Debnath Ujjwal K, Guha Abhijit R, Das Sreejib
Wrexham Maelor Hospital, Wrexham, North Wales, UK.
Indian J Orthop. 2011 Jul;45(4):341-6. doi: 10.4103/0019-5413.80322.
Displaced distal forearm fractures in children have been treated in above-elbow plaster casts since the last century. Cast index (CI) has been proposed as a measure to indicate how well the cast is molded to the contours of the forearm. In this study the CI in post-manipulation radiographs were analyzed to evaluate its relevance to re-angulation of distal forearm fractures in children in different age-groups.
Out of 174 consecutive cases treated during the study period, 156 patients (114 male and 42 female) with a mean age of 9.8 years (range: 2-15 years) were included in this retrospective radiographic analysis; 18 patients were excluded for various reasons. All patients were manipulated in the operation theater under general anesthesia and a molded above-elbow cast was applied. The CI was measured on immediate post-manipulation radiographs. Children were divided into three groups according to age: group 1: <5 years, group 2: 5-10 years, and group 3: >10 years.
Angulation of the fracture within the original plaster cast occurred in 30 patients (19.2%): 22/114 males and 8/42 females. The mean CI in these 30 patients who required a second procedure was 0.92±0.08, which was significantly more than the mean CI in the other children (0.77±0.07) (P<.001). The mean CI in children who underwent re-manipulation in the group 1 was 0.96, which was significantly higher than that of the other two groups, i.e., 0.90 in group 2 and 0.88 in group 3 (P<.05). A receiver operating characteristics (ROC) curve estimated the cutoff point for intraoperative CI of 0.84 when both the sensitivity and specificity of CI was high to predict re-manipulation for re-displaced fractures of the distal forearm in children in any age-group.

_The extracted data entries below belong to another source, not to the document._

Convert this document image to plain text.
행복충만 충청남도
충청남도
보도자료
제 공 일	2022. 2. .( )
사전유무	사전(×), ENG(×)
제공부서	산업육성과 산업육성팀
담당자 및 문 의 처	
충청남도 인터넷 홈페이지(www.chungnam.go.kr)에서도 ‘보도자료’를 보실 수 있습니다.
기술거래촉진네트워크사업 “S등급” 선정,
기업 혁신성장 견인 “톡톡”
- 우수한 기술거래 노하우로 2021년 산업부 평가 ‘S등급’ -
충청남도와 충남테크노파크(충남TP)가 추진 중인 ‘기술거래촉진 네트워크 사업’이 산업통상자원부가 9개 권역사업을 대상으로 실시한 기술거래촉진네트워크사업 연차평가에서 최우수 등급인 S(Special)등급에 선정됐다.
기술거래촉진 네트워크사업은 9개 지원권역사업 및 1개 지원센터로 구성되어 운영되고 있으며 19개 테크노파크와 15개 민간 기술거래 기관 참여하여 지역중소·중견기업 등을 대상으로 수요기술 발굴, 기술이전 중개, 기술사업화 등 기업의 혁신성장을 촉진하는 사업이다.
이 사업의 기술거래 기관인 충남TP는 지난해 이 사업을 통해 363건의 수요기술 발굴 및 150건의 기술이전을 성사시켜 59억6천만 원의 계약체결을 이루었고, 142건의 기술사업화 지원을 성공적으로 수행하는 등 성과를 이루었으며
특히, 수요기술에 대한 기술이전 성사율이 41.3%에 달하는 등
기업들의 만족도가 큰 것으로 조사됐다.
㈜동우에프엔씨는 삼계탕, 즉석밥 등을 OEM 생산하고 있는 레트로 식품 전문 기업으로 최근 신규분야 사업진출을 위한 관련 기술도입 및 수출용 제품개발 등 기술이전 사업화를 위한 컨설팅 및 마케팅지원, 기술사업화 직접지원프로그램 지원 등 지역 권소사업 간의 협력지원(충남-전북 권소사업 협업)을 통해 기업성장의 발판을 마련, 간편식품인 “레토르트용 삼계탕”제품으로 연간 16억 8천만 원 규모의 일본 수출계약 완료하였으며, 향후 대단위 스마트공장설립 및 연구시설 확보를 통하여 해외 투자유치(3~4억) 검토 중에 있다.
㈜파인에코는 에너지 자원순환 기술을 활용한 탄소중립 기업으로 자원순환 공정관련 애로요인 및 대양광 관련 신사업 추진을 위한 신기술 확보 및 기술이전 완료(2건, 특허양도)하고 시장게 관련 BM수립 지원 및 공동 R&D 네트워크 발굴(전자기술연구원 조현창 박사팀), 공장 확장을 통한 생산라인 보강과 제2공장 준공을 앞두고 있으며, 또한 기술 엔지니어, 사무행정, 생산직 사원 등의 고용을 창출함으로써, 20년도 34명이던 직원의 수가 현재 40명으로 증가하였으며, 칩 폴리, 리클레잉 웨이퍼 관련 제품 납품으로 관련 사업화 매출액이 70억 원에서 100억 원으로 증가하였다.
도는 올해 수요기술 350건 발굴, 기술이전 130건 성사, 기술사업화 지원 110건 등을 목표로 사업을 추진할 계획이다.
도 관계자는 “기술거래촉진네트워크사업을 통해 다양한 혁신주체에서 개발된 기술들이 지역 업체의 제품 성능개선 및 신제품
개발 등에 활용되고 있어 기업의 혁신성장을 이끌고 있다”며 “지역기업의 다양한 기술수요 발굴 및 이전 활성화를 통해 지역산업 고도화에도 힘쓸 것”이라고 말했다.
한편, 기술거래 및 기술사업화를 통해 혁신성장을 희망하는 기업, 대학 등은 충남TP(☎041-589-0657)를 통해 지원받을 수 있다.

The CI is a valuable tool to assess the quality of molding of the cast following closed manipulation of forearm fractures in children. A high CI (≥0.84) in post-manipulation radiographs indicates increased risk of re-displacement of the fracture in children, especially in those under the age of 5 years and over the age of 10 years.
自上世纪以来,儿童桡骨远端移位骨折一直采用长臂石膏管型治疗。石膏指数(CI)已被提议作为一种衡量石膏贴合前臂轮廓程度的指标。在本研究中,对手法复位后X线片上的CI进行分析,以评估其与不同年龄组儿童桡骨远端骨折再成角的相关性。
在研究期间连续治疗的174例病例中,156例患者(男114例,女42例)纳入本回顾性影像学分析,平均年龄9.8岁(范围:2 - 15岁);18例患者因各种原因被排除。所有患者均在手术室全身麻醉下进行手法复位,并应用塑形长臂石膏管型。在手法复位后即刻的X线片上测量CI。儿童根据年龄分为三组:1组:<5岁,2组:5 - 10岁,3组:>10岁。
30例患者(19.2%)在初次石膏管型固定后骨折发生再成角:男性22/114例,女性8/42例。这30例需要二次手术的患者的平均CI为0.92±0.08,显著高于其他儿童的平均CI(0.77±0.07)(P<0.001)。1组中接受再次手法复位的儿童的平均CI为0.96,显著高于其他两组,即2组为0.90,3组为0.88(P<0.05)。当CI的敏感性和特异性都较高时,受试者工作特征(ROC)曲线估计术中CI的截断点为0.84,以预测任何年龄组儿童桡骨远端骨折再移位的再次手法复位。
CI是评估儿童前臂骨折闭合复位后石膏塑形质量的有价值工具。手法复位后X线片上高CI(≥0.84)表明儿童骨折再移位风险增加,尤其是5岁以下和10岁以上儿童。